Killing that haunted family since ’83 linked to racism
Victim, 23, dragged by truck, disfigured
GRIFFIN, Ga. — When Timothy Coggins was found dead and disfigured beside a Georgia highway in 1983, the black man’s family and neighbors whispered that his killing may be linked to racism.
“It was always mentioned, and it was always suspected,” said his niece, Heather Coggins, who still lives not far from where he was killed.
Now, more than three decades later, authorities say, it’s been confirmed.
A Georgia district attorney says Timothy Coggins, 23, was killed for “socializing with a white female.” Prosecutor Ben Coker told a judge Wednesday that Coggins was dragged behind a truck through the woods. Arrest warrants say he was stabbed and sliced to death and suffered “severely disfiguring” wounds.
A break came in October, when law enforcement officials arrested five local residents on charges stemming from the slaying.
All are white; two worked in law enforcement.
Spalding County Sheriff Darrell Dix said at an Oct. 13 news conference in Griffin, about 40 miles south of Atlanta, that based on evidence and interviews “there is no doubt in the minds of all investigators involved that the crime was racially motivated.”
Two men are charged with murder: Frankie Gebhardt, 59, and Bill Moore Sr., 58. Arrest warrants accuse them of stabbing and slicing Coggins to death and giving him “seriously disfiguring” wounds.
Moore and Gebhardt were just a year or two older than the victim, and Heather Coggins says she believes her uncle was acquainted with them. But she said the rest of the family didn’t know them.
“This is the first time we’ve heard their names and seen their faces,” she said in a recent interview.
Three other suspects — Sandra Bunn, 58; her son Lamar Bunn; and Gregory Huffman, 47 — are charged with obstruction. Sandra Bunn worked as a Spalding County detention officer until her arrest, when the sheriff fired her. Huffman was also a detention officer and later a police officer in nearby Milner. He’s charged with revealing the identity of a confidential informant who was being used against Gebhardt.
Officials haven’t detailed the suspects’ connections with each other, but court records show Sandra Bunn sued Gebhardt in 2003 to have him evicted from a property she owned. Gebhardt has been convicted in the past of aggravated assault and criminal damage, both felonies, along with multiple misdemeanors, records show.
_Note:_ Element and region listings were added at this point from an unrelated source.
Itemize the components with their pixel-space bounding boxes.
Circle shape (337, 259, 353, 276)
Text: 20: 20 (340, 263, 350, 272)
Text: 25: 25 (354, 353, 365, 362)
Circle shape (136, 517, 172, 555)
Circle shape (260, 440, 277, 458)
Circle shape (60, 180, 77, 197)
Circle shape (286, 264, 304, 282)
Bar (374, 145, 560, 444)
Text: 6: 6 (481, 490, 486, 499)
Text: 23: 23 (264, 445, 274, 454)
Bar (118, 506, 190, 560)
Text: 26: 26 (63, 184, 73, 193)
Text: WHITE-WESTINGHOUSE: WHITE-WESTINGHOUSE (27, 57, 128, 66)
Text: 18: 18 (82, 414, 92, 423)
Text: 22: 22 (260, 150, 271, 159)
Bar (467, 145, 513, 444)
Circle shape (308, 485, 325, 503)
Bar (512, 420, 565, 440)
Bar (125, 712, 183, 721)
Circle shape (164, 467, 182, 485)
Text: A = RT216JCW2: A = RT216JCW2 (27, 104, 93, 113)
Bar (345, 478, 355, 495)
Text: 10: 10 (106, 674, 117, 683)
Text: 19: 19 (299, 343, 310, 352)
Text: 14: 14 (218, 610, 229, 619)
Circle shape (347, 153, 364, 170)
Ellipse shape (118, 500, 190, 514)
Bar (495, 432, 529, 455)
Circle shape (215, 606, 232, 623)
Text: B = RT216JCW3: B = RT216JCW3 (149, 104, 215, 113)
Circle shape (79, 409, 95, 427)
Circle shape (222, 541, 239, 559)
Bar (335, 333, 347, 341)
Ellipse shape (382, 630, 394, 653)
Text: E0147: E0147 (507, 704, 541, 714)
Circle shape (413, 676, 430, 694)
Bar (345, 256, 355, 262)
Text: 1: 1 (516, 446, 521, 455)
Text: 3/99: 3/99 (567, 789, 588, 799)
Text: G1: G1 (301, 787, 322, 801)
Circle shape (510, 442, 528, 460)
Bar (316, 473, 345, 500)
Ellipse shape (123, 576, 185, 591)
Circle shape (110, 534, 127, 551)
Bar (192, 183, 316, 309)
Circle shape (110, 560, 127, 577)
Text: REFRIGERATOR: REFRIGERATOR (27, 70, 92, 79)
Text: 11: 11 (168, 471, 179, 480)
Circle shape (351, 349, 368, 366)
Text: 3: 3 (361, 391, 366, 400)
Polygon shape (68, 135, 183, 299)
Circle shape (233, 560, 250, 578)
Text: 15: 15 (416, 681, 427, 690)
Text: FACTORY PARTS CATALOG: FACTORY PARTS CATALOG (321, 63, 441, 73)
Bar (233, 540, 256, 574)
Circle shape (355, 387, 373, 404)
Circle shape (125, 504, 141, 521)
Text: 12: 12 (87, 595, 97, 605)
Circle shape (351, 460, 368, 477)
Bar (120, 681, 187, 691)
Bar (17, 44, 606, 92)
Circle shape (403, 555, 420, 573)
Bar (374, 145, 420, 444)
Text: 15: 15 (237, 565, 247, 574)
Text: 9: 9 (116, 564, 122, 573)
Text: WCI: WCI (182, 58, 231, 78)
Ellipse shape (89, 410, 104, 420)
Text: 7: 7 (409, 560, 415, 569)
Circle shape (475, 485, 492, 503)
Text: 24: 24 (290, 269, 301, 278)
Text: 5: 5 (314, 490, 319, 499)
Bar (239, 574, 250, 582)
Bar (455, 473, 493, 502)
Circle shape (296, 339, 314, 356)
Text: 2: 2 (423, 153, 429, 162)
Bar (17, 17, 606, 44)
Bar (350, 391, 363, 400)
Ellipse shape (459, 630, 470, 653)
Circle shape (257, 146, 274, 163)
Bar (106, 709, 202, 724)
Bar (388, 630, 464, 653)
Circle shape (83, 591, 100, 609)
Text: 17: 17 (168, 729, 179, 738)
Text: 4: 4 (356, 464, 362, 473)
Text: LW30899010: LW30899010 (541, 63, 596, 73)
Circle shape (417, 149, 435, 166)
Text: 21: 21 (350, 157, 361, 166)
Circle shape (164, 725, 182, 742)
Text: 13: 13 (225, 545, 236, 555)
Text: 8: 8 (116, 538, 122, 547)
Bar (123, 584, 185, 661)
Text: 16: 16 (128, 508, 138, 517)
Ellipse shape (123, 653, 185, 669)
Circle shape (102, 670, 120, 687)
Coker said he will seek indictments in December but hasn’t decided whether to seek the death penalty against Moore and Gebhardt.
Heather Coggins was just 6 years old when her uncle was killed, but she still tears up at how his slaying wracked her large extended family, longtime residents of the community, with “uncertainty, heartbreak, fear.”
His mother was burdened by his slaying until she died in February 2016. She called out his name on her death bed, Heather Coggins said.
“I really don’t think my grandmother ever recovered from losing her son … not because of his death, but because of the uncertainty of who did it,” she said. “She felt like justice wasn’t done.”